May 12, 2009

May 9, 2009 - Kampala, Uganda

Evelyn, one of the funniest and funkiest people I work with, walked past my desk yesterday. She stopped, thought for a second, turned around with a playful grin on her face, and said: “I am looking for someone who can talk on my panel tomorrow [on African feminism]. I wish I could paint you Black.” Everyone in the office laughed out loud.

Might just have been the strangest and best compliment I’ve gotten this year (or at least tied with the dude who wanted to give my dad the airplane as bride price).

So, I couldn’t be on the panel she moderated today, but they invited me to sit there and soak it up.
It was electric. It wasn’t a panel so much as it was a circle of African women of all ages, talking.


They talked about patriarchy (the idea that power is a finite thing we each have to grab or someone else will) vs. feminism (at its most basic, the idea that power is an infinite thing that we can nurture in ourselves and others, so we each have enough). They talked about mentoring younger women, about struggling with their husbands, about being supportive instead of critical of prominent female politicians, about learning to be proud of who we are.
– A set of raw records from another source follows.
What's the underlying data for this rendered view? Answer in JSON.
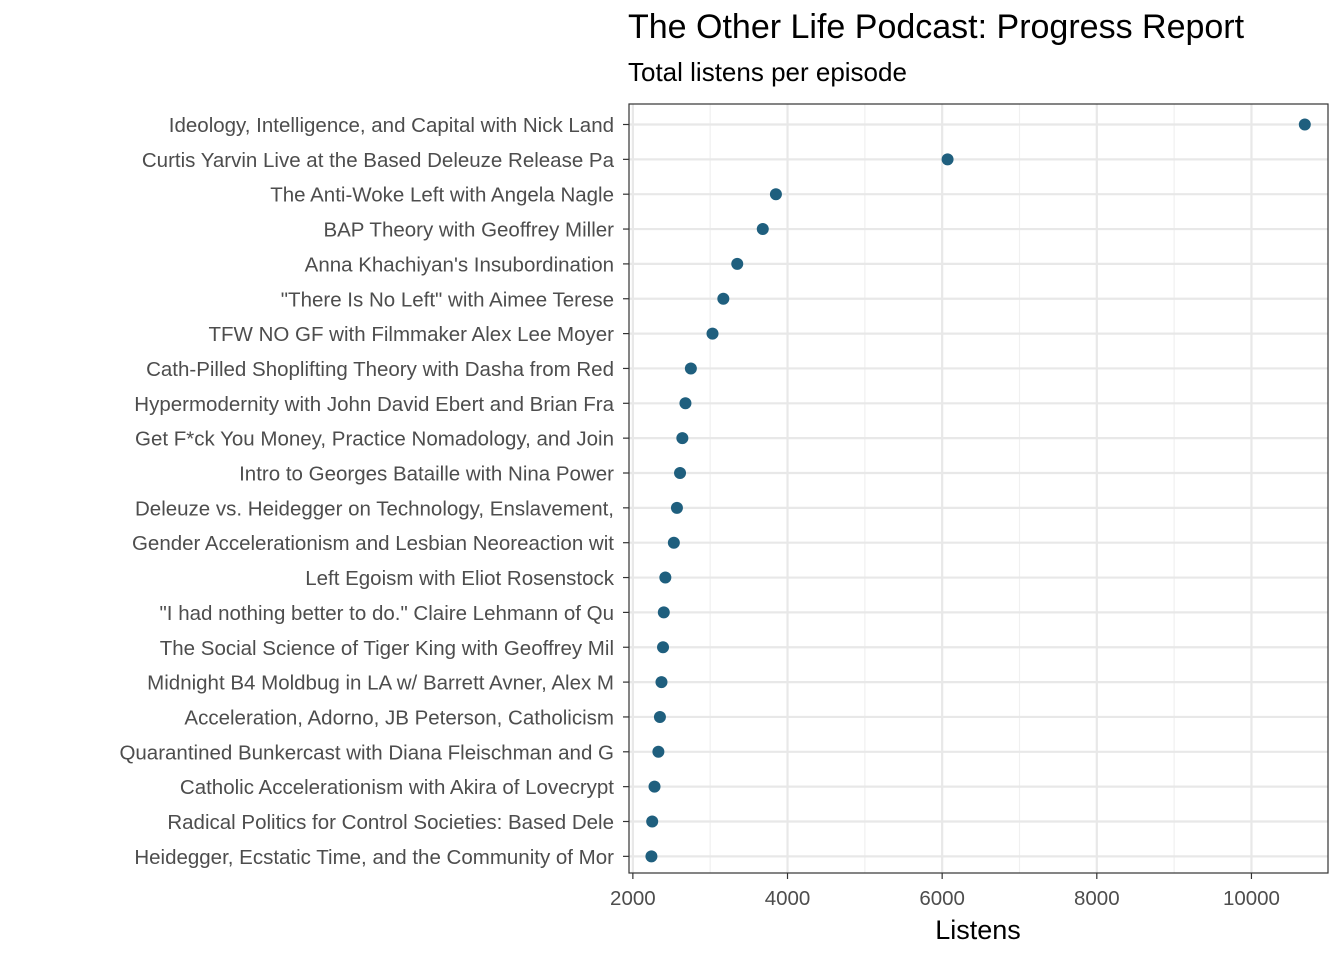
{
  "chart_data": {
    "type": "scatter",
    "title": "The Other Life Podcast: Progress Report",
    "subtitle": "Total listens per episode",
    "xlabel": "Listens",
    "ylabel": "",
    "xlim": [
      1950,
      10990
    ],
    "x_ticks": [
      2000,
      4000,
      6000,
      8000,
      10000
    ],
    "x_tick_labels": [
      "2000",
      "4000",
      "6000",
      "8000",
      "10000"
    ],
    "grid": true,
    "point_color": "#1f5f7e",
    "categories": [
      "Ideology, Intelligence, and Capital with Nick Land",
      "Curtis Yarvin Live at the Based Deleuze Release Pa",
      "The Anti-Woke Left with Angela Nagle",
      "BAP Theory with Geoffrey Miller",
      "Anna Khachiyan's Insubordination",
      "\"There Is No Left\" with Aimee Terese",
      "TFW NO GF with Filmmaker Alex Lee Moyer",
      "Cath-Pilled Shoplifting Theory with Dasha from Red",
      "Hypermodernity with John David Ebert and Brian Fra",
      "Get F*ck You Money, Practice Nomadology, and Join ",
      "Intro to Georges Bataille with Nina Power",
      "Deleuze vs. Heidegger on Technology, Enslavement, ",
      "Gender Accelerationism and Lesbian Neoreaction wit",
      "Left Egoism with Eliot Rosenstock",
      "\"I had nothing better to do.\" Claire Lehmann of Qu",
      "The Social Science of Tiger King with Geoffrey Mil",
      "Midnight B4 Moldbug in LA w/ Barrett Avner, Alex M",
      "Acceleration, Adorno, JB Peterson, Catholicism",
      "Quarantined Bunkercast with Diana Fleischman and G",
      "Catholic Accelerationism with Akira of Lovecrypt",
      "Radical Politics for Control Societies: Based Dele",
      "Heidegger, Ecstatic Time, and the Community of Mor"
    ],
    "values": [
      10690,
      6070,
      3850,
      3680,
      3350,
      3170,
      3030,
      2750,
      2680,
      2640,
      2610,
      2570,
      2530,
      2420,
      2400,
      2390,
      2370,
      2350,
      2330,
      2280,
      2250,
      2240
    ]
  }
}
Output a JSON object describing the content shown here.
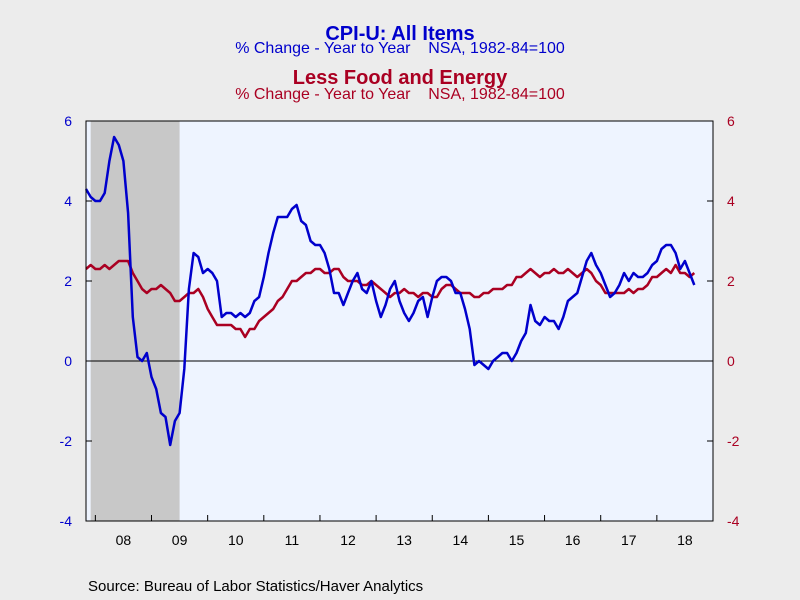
{
  "titles": {
    "line1": "CPI-U: All Items",
    "line2": "% Change - Year to Year    NSA, 1982-84=100",
    "line3": "Less Food and Energy",
    "line4": "% Change - Year to Year    NSA, 1982-84=100"
  },
  "source": "Source:  Bureau of Labor Statistics/Haver Analytics",
  "colors": {
    "plot_bg": "#eef4ff",
    "recession": "#c8c8c8",
    "series_blue": "#0000cc",
    "series_red": "#aa0022"
  },
  "chart_data": {
    "type": "line",
    "x_range": [
      "2007-11",
      "2019-01"
    ],
    "ylim": [
      -4,
      6
    ],
    "yticks": [
      -4,
      -2,
      0,
      2,
      4,
      6
    ],
    "ytick_labels": [
      "-4",
      "-2",
      "0",
      "2",
      "4",
      "6"
    ],
    "xtick_labels": [
      "08",
      "09",
      "10",
      "11",
      "12",
      "13",
      "14",
      "15",
      "16",
      "17",
      "18"
    ],
    "recession": {
      "start": "2007-12",
      "end": "2009-06"
    },
    "zero_line": true,
    "grid": false,
    "series": [
      {
        "name": "CPI-U: All Items",
        "color": "#0000cc",
        "start": "2007-11",
        "values": [
          4.3,
          4.1,
          4.0,
          4.0,
          4.2,
          5.0,
          5.6,
          5.4,
          5.0,
          3.7,
          1.1,
          0.1,
          0.0,
          0.2,
          -0.4,
          -0.7,
          -1.3,
          -1.4,
          -2.1,
          -1.5,
          -1.3,
          -0.2,
          1.8,
          2.7,
          2.6,
          2.2,
          2.3,
          2.2,
          2.0,
          1.1,
          1.2,
          1.2,
          1.1,
          1.2,
          1.1,
          1.2,
          1.5,
          1.6,
          2.1,
          2.7,
          3.2,
          3.6,
          3.6,
          3.6,
          3.8,
          3.9,
          3.5,
          3.4,
          3.0,
          2.9,
          2.9,
          2.7,
          2.3,
          1.7,
          1.7,
          1.4,
          1.7,
          2.0,
          2.2,
          1.8,
          1.7,
          2.0,
          1.5,
          1.1,
          1.4,
          1.8,
          2.0,
          1.5,
          1.2,
          1.0,
          1.2,
          1.5,
          1.6,
          1.1,
          1.6,
          2.0,
          2.1,
          2.1,
          2.0,
          1.7,
          1.7,
          1.3,
          0.8,
          -0.1,
          0.0,
          -0.1,
          -0.2,
          0.0,
          0.1,
          0.2,
          0.2,
          0.0,
          0.2,
          0.5,
          0.7,
          1.4,
          1.0,
          0.9,
          1.1,
          1.0,
          1.0,
          0.8,
          1.1,
          1.5,
          1.6,
          1.7,
          2.1,
          2.5,
          2.7,
          2.4,
          2.2,
          1.9,
          1.6,
          1.7,
          1.9,
          2.2,
          2.0,
          2.2,
          2.1,
          2.1,
          2.2,
          2.4,
          2.5,
          2.8,
          2.9,
          2.9,
          2.7,
          2.3,
          2.5,
          2.2,
          1.9
        ]
      },
      {
        "name": "Less Food and Energy",
        "color": "#aa0022",
        "start": "2007-11",
        "values": [
          2.3,
          2.4,
          2.3,
          2.3,
          2.4,
          2.3,
          2.4,
          2.5,
          2.5,
          2.5,
          2.2,
          2.0,
          1.8,
          1.7,
          1.8,
          1.8,
          1.9,
          1.8,
          1.7,
          1.5,
          1.5,
          1.6,
          1.7,
          1.7,
          1.8,
          1.6,
          1.3,
          1.1,
          0.9,
          0.9,
          0.9,
          0.9,
          0.8,
          0.8,
          0.6,
          0.8,
          0.8,
          1.0,
          1.1,
          1.2,
          1.3,
          1.5,
          1.6,
          1.8,
          2.0,
          2.0,
          2.1,
          2.2,
          2.2,
          2.3,
          2.3,
          2.2,
          2.2,
          2.3,
          2.3,
          2.1,
          2.0,
          2.0,
          2.0,
          1.9,
          1.9,
          2.0,
          1.9,
          1.8,
          1.7,
          1.6,
          1.7,
          1.7,
          1.8,
          1.7,
          1.7,
          1.6,
          1.7,
          1.7,
          1.6,
          1.6,
          1.8,
          1.9,
          1.9,
          1.8,
          1.7,
          1.7,
          1.7,
          1.6,
          1.6,
          1.7,
          1.7,
          1.8,
          1.8,
          1.8,
          1.9,
          1.9,
          2.1,
          2.1,
          2.2,
          2.3,
          2.2,
          2.1,
          2.2,
          2.2,
          2.3,
          2.2,
          2.2,
          2.3,
          2.2,
          2.1,
          2.2,
          2.3,
          2.2,
          2.0,
          1.9,
          1.7,
          1.7,
          1.7,
          1.7,
          1.7,
          1.8,
          1.7,
          1.8,
          1.8,
          1.9,
          2.1,
          2.1,
          2.2,
          2.3,
          2.2,
          2.4,
          2.2,
          2.2,
          2.1,
          2.2
        ]
      }
    ]
  }
}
Hope (one of my co-workers, who I lived with last time I was here) spoke on the panel about her own life. Her last name, in local language, means “unable to be uprooted”. She talked about how she loves her mother for naming her “Hope Unable-To-Be-Uprooted”. She talked about how she loves herself, because she knows she is phenomenal. She said each young woman should decide for herself whether she ever wanted to get married or have children. If so, we should go for it, and not allow ourselves to be bought (bride price is common here) or convinced of who we should marry because it is expected of us, but rather do what makes us happy. If we don’t want marriage or children, we shouldn’t be ashamed not to want it, and we should go for what we want instead.
(How many young women in the U.S. really believe that, I wonder? How many of us still think we’re incomplete somehow if we’re not in a relationship? How many people think “how sad” when they see a woman who never had kids—even if she didn’t want them?)
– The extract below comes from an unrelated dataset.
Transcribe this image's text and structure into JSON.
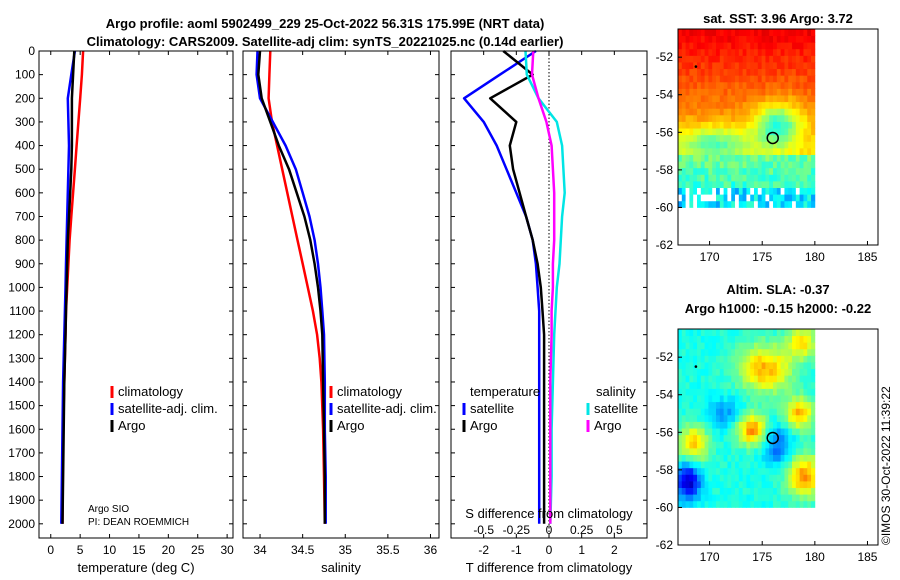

Another panelist, Dr. Gloria, talked about our power as mothers and aunties to socialize our kids differently—how she raised a feminist son. She said, “It is the same patriarchal system that imprisons men and victimizes us as women. We are clear that we are not at war with men, but with patriarchy. Many men would choose something different if there were another, viable role presented to them.” She then talked about how the mothers in the room could socialize their sons differently, and socialize our daughters to love and stand up for themselves.
I could go on and on and on.


In other words, they SO didn’t need me on that panel. I haven’t felt that kind of honest, self-reflective energy in awhile—the kind that allows us to remember that we can celebrate our accomplishments and still realize there is so much we still internalize that keeps us boxed in.


I started to think about how much I apologize for myself, how I still struggle not to think of my self-worth only in relation to how helpful I’m being, how my strategy in my last relationship was to avoid talking about my work (which is a HUGE part of my life) because I know it freaks most guys out. This group of women had so much in common with my own struggles—trying to do it differently in our own lives. The energy in the room was much like how I imagine it felt to be in the women’s movement in the U.S. in the 70’s, where ideas were sparking and no one quite knew yet the immensity or even the direction of change that they were setting in motion, and so much was yet to be determined.
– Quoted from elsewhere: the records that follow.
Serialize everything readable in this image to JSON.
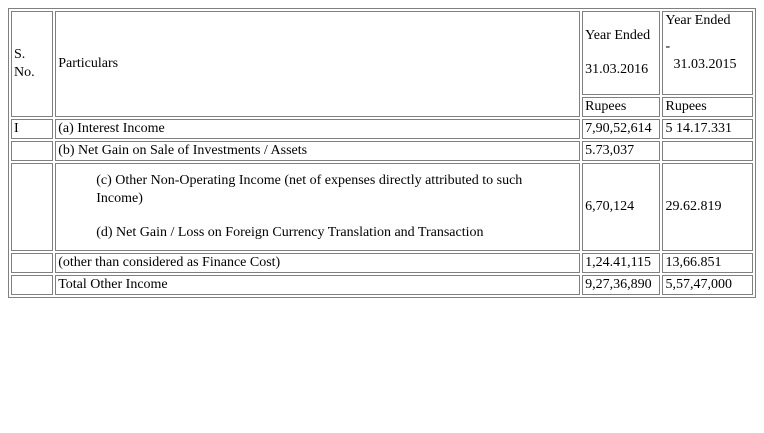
{
  "table": {
    "header": {
      "sno": "S.\nNo.",
      "sno_line1": "S.",
      "sno_line2": "No.",
      "particulars": "Particulars",
      "col1_line1": "Year Ended",
      "col1_line2": "31.03.2016",
      "col2_line1": "Year Ended",
      "col2_line2": "-",
      "col2_line3": "31.03.2015",
      "unit1": "Rupees",
      "unit2": "Rupees"
    },
    "rows": [
      {
        "sno": "I",
        "particulars": "(a) Interest Income",
        "y2016": "7,90,52,614",
        "y2015": "5 14.17.331"
      },
      {
        "sno": "",
        "particulars": "(b) Net Gain on Sale of Investments / Assets",
        "y2016": "5.73,037",
        "y2015": ""
      },
      {
        "sno": "",
        "particulars_c": "(c) Other Non-Operating Income (net of expenses directly attributed to such Income)",
        "particulars_d": "(d) Net Gain / Loss on Foreign Currency Translation and Transaction",
        "y2016": "6,70,124",
        "y2015": "29.62.819"
      },
      {
        "sno": "",
        "particulars": "(other than considered as Finance Cost)",
        "y2016": "1,24.41,115",
        "y2015": "13,66.851"
      },
      {
        "sno": "",
        "particulars": "Total Other Income",
        "y2016": "9,27,36,890",
        "y2015": "5,57,47,000"
      }
    ]
  }
}
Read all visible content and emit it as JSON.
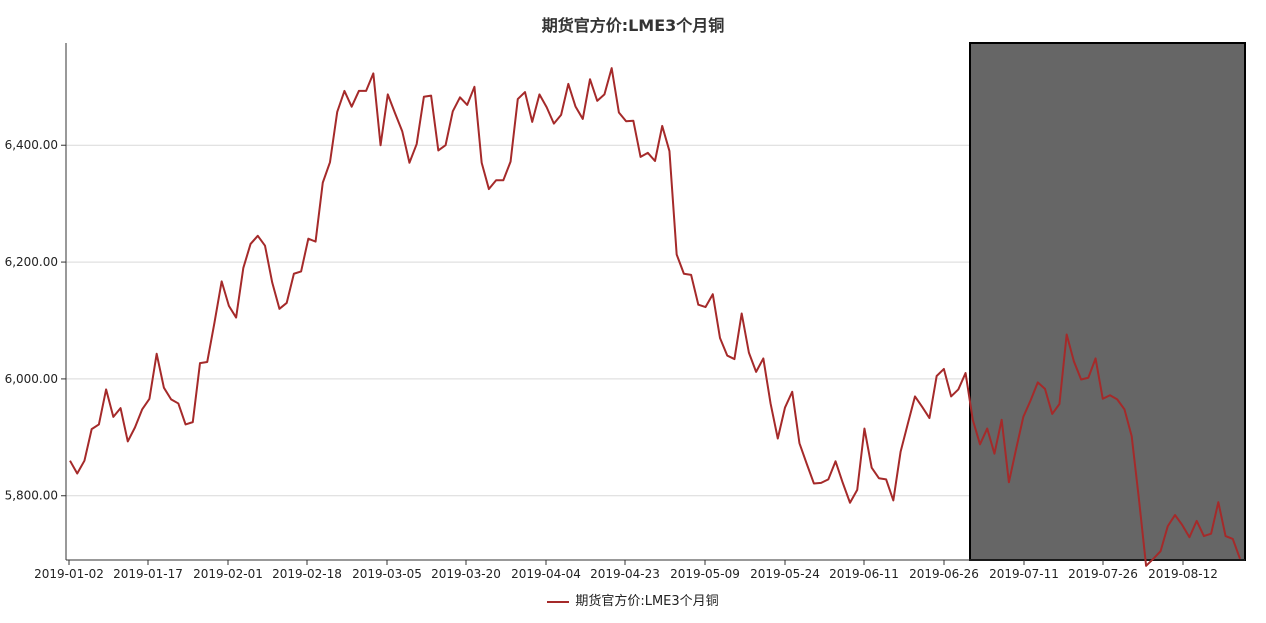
{
  "chart_data": {
    "type": "line",
    "title": "期货官方价:LME3个月铜",
    "xlabel": "",
    "ylabel": "",
    "ylim": [
      5690,
      6575
    ],
    "grid": true,
    "legend_position": "bottom-center",
    "x_tick_labels": [
      "2019-01-02",
      "2019-01-17",
      "2019-02-01",
      "2019-02-18",
      "2019-03-05",
      "2019-03-20",
      "2019-04-04",
      "2019-04-23",
      "2019-05-09",
      "2019-05-24",
      "2019-06-11",
      "2019-06-26",
      "2019-07-11",
      "2019-07-26",
      "2019-08-12"
    ],
    "y_ticks": [
      5800,
      6000,
      6200,
      6400
    ],
    "y_tick_labels": [
      "5,800.00",
      "6,000.00",
      "6,200.00",
      "6,400.00"
    ],
    "highlight_range": [
      "2019-07-03",
      "2019-08-22"
    ],
    "colors": {
      "line": "#a52a2a",
      "highlight": "#666666",
      "grid": "#d9d9d9"
    },
    "series": [
      {
        "name": "期货官方价:LME3个月铜",
        "values": [
          5860,
          5838,
          5860,
          5914,
          5922,
          5982,
          5935,
          5950,
          5893,
          5917,
          5948,
          5966,
          6043,
          5985,
          5965,
          5958,
          5922,
          5926,
          6027,
          6029,
          6096,
          6167,
          6125,
          6105,
          6190,
          6231,
          6245,
          6228,
          6165,
          6120,
          6130,
          6180,
          6184,
          6240,
          6235,
          6336,
          6371,
          6457,
          6493,
          6466,
          6493,
          6493,
          6523,
          6400,
          6487,
          6455,
          6424,
          6370,
          6402,
          6483,
          6485,
          6391,
          6400,
          6458,
          6482,
          6469,
          6500,
          6370,
          6325,
          6340,
          6340,
          6372,
          6479,
          6491,
          6440,
          6487,
          6465,
          6437,
          6452,
          6505,
          6466,
          6445,
          6513,
          6476,
          6487,
          6532,
          6456,
          6441,
          6442,
          6380,
          6387,
          6373,
          6433,
          6390,
          6213,
          6180,
          6178,
          6127,
          6123,
          6145,
          6070,
          6040,
          6034,
          6112,
          6045,
          6012,
          6035,
          5958,
          5898,
          5951,
          5978,
          5890,
          5855,
          5821,
          5822,
          5828,
          5859,
          5822,
          5788,
          5810,
          5915,
          5848,
          5830,
          5828,
          5792,
          5875,
          5923,
          5970,
          5952,
          5933,
          6005,
          6017,
          5970,
          5982,
          6010,
          5930,
          5888,
          5915,
          5872,
          5930,
          5823,
          5880,
          5935,
          5963,
          5994,
          5983,
          5940,
          5957,
          6076,
          6030,
          5999,
          6002,
          6035,
          5966,
          5972,
          5965,
          5948,
          5902,
          5795,
          5680,
          5692,
          5705,
          5748,
          5767,
          5750,
          5729,
          5757,
          5731,
          5735,
          5789,
          5731,
          5726,
          5692
        ]
      }
    ]
  }
}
In short, these women rock. It’s so contrary, isn’t it, to the depictions we often see of African women in the Western media?—the victimized recipients of aid after tragic famine and warfare, the overly-heroic mother figures that share some ancient wisdom that we hold on a pedestal and at the same time ignore, the National Geographic exotic beauties or scary witches, etc.
One of the things I love about my organization is how all of our work, including writing, graphics and photographs, flies in the face of all those myths. We publish things showing people as they are everywhere—laughing, struggling, working, playing, and searching for themselves somehow. And, like the women in that room, a force to be reckoned with, equally, on their own terms.


www.raisingvoices.org
www.preventgbvafrica.org

1 comment:

  1. Sara ~~ I sooo enjoyed reading your wonderful blog and look fwd to more pics/stories. You are such a gifted writer! Thank you for sharing with us! I love your favorite shoe store...good prices?